Not that I want to revive my “Mr. Annexation” title, but I’m wondering about the “cost per resident” comparison between a go-it-alone Waterford and a Waterford – Northfield combination.
I’m finally getting back to Griff re his question in post #2 on MnDOT’s statement regarding bike lanes on Hwy 19: I wasn’t entirely satisfied with the MnDOT response. I didn’t ask about motor vehicle lane widths and whether these could be reduced to accommodate a bike lane; sometimes that kind of reduction is done. I assume they have made their bike lane decision based on the current lane configuration, not the possible middle-turn-lane configuration.
Now I’m worried that if they add a middle turn lane, the existing shoulder will be even narrower for bikes. On the new Woodley St., the shoulder will be only 1.5 feet wide on each side, a narrow width required by the middle turn lane.
If the existing shoulder width around Malt O Meal on 19 can remain, that would be good. It’s hard to persuade people that a bike lane is justified when current bike traffic on the highway is low. One wonders how future development to the west will affect the corridor.
The public right of way is a scarce resource, and bikes are low in the pecking order. This is hard to change unless more people get out there and ride. But then they’re less likely to ride on roads if they don’t see facilities such as bike lanes out there! It’s a chicken-and-egg problem that reflects our decisions long ago to make a vast social investment in automobiles and auto-dependent land uses.
bicycling magazine has a story in the Jan/Feb issue about bike/auto accidents. It is very long and graphic:
http://www.bicycling.com/article/1,6610,s1-3-12-16637-1,00.html
They also ran this piece:
http://www.bicycling.com/article/1,6610,s-3-12-16651-1,00.html
that finishes w/this:
What becomes clear is that, as numbers of cyclists increase, the rate of fatalities decreases. This inverse relationship is borne out by a 2003 report entitled “Safety in Numbers” by Peter L. Jacobsen, a public-health consultant in Sacramento, California.
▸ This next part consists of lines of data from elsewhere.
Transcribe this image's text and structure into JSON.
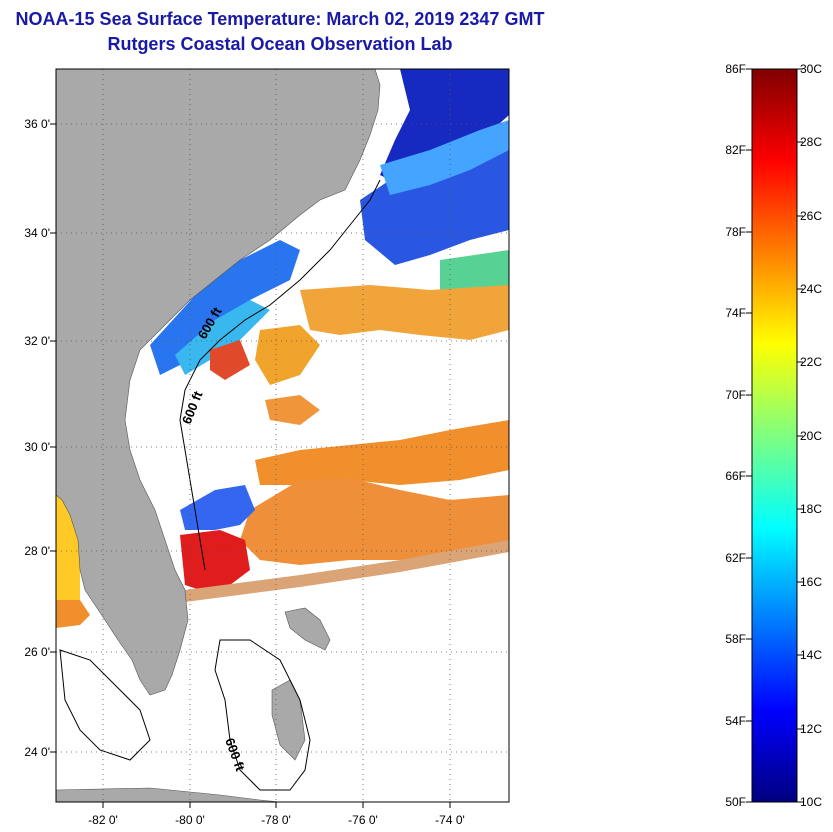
{
  "header": {
    "title": "NOAA-15 Sea Surface Temperature:  March 02, 2019 2347 GMT",
    "subtitle": "Rutgers Coastal Ocean Observation Lab"
  },
  "map": {
    "lat_ticks": [
      "36 0'",
      "34 0'",
      "32 0'",
      "30 0'",
      "28 0'",
      "26 0'",
      "24 0'"
    ],
    "lon_ticks": [
      "-82 0'",
      "-80 0'",
      "-78 0'",
      "-76 0'",
      "-74 0'"
    ],
    "isobath_labels": [
      "600 ft",
      "600 ft",
      "600 ft"
    ],
    "land_color": "#a9a9a9",
    "missing_color": "#ffffff"
  },
  "colorbar": {
    "fahrenheit_labels": [
      "86F",
      "82F",
      "78F",
      "74F",
      "70F",
      "66F",
      "62F",
      "58F",
      "54F",
      "50F"
    ],
    "celsius_labels": [
      "30C",
      "28C",
      "26C",
      "24C",
      "22C",
      "20C",
      "18C",
      "16C",
      "14C",
      "12C",
      "10C"
    ],
    "colors": [
      "#7f0000",
      "#ff0000",
      "#ff7f00",
      "#ffff00",
      "#7fff7f",
      "#00ffff",
      "#007fff",
      "#0000ff",
      "#00007f"
    ]
  }
}
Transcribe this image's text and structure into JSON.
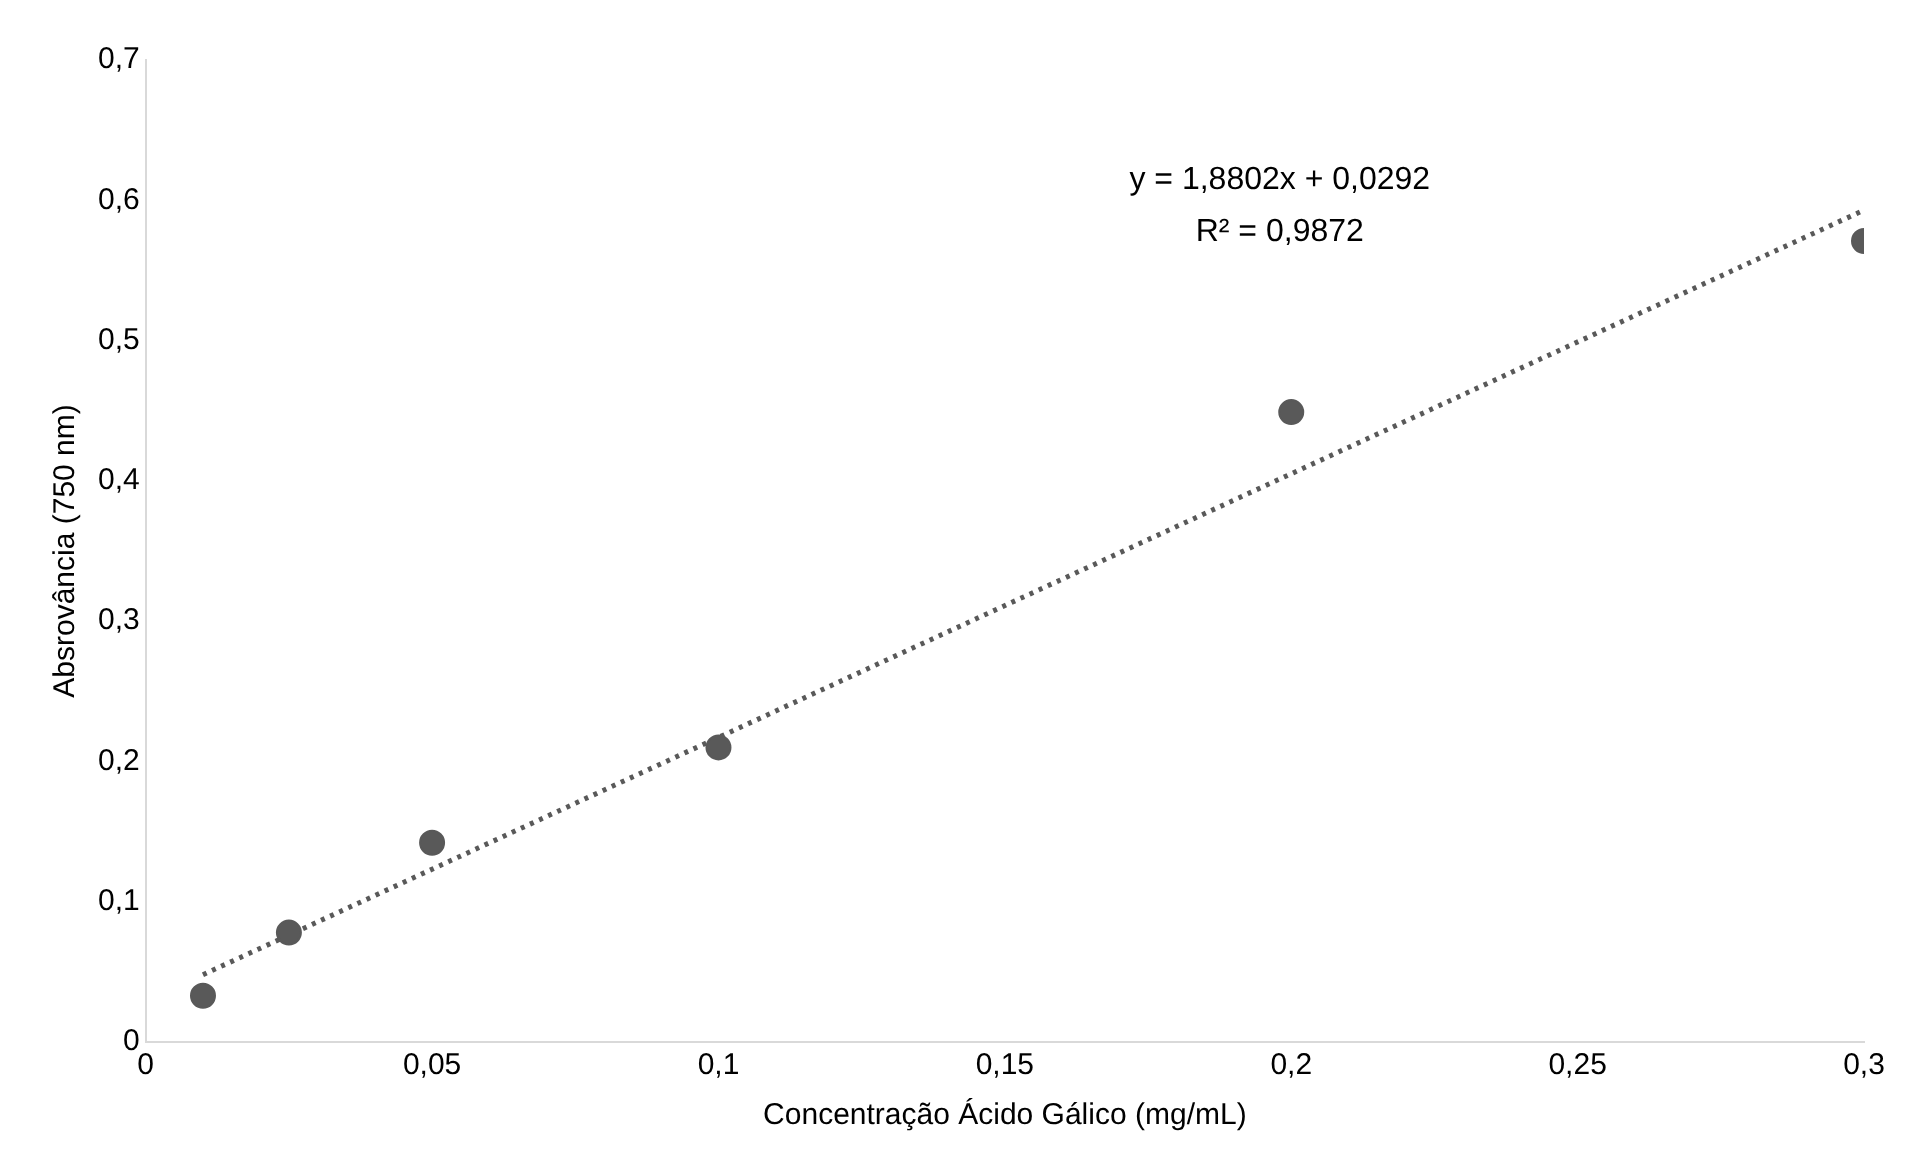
{
  "chart_data": {
    "type": "scatter",
    "xlabel": "Concentração Ácido Gálico (mg/mL)",
    "ylabel": "Absrovância (750 nm)",
    "xlim": [
      0,
      0.3
    ],
    "xticks": [
      0,
      {
        "value": 0.05,
        "label": "0,05"
      },
      {
        "value": 0.1,
        "label": "0,1"
      },
      {
        "value": 0.15,
        "label": "0,15"
      },
      {
        "value": 0.2,
        "label": "0,2"
      },
      {
        "value": 0.25,
        "label": "0,25"
      },
      {
        "value": 0.3,
        "label": "0,3"
      }
    ],
    "ylim": [
      0,
      0.7
    ],
    "yticks": [
      0,
      {
        "value": 0.1,
        "label": "0,1"
      },
      {
        "value": 0.2,
        "label": "0,2"
      },
      {
        "value": 0.3,
        "label": "0,3"
      },
      {
        "value": 0.4,
        "label": "0,4"
      },
      {
        "value": 0.5,
        "label": "0,5"
      },
      {
        "value": 0.6,
        "label": "0,6"
      },
      {
        "value": 0.7,
        "label": "0,7"
      }
    ],
    "grid": false,
    "legend": false,
    "series": [
      {
        "color": "#595959",
        "marker": "circle",
        "x": [
          0.01,
          0.025,
          0.05,
          0.1,
          0.2,
          0.3
        ],
        "values": [
          0.033,
          0.078,
          0.142,
          0.21,
          0.449,
          0.571
        ]
      },
      {
        "type": "line",
        "color": "#595959",
        "marker": "none",
        "line_style": "dotted",
        "x": [
          0.01,
          0.3
        ],
        "values": [
          0.048,
          0.593
        ]
      }
    ],
    "annotations": [
      "y = 1,8802x + 0,0292",
      "R² = 0,9872"
    ]
  }
}
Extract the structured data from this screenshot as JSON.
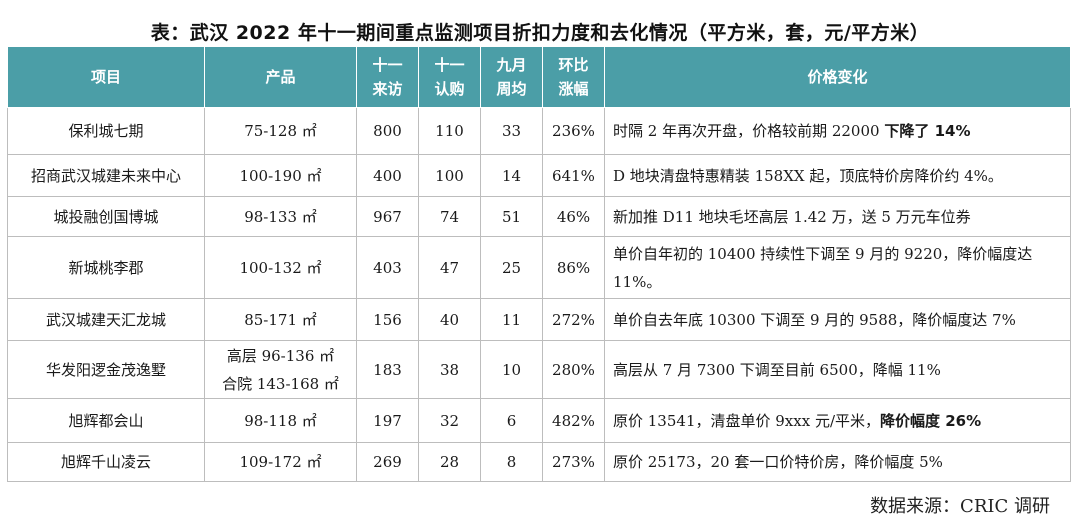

Studying cities of varying sizes from California to Scandinavia to the United Kingdom to the Netherlands, Jacobsen found that collisions between motor vehicles and people walking or bicycling declined with increases in the numbers of pedestrians and cyclists, partly because motorists in foot- or bike-prone communities are themselves more likely to walk or bicycle occasionally, and thus give greater consideration to others who are doing it.
Jacobsen’s fundamental conclusion: “A motorist is less likely to collide with a person walking or bicycling if more people walk or bicycle.”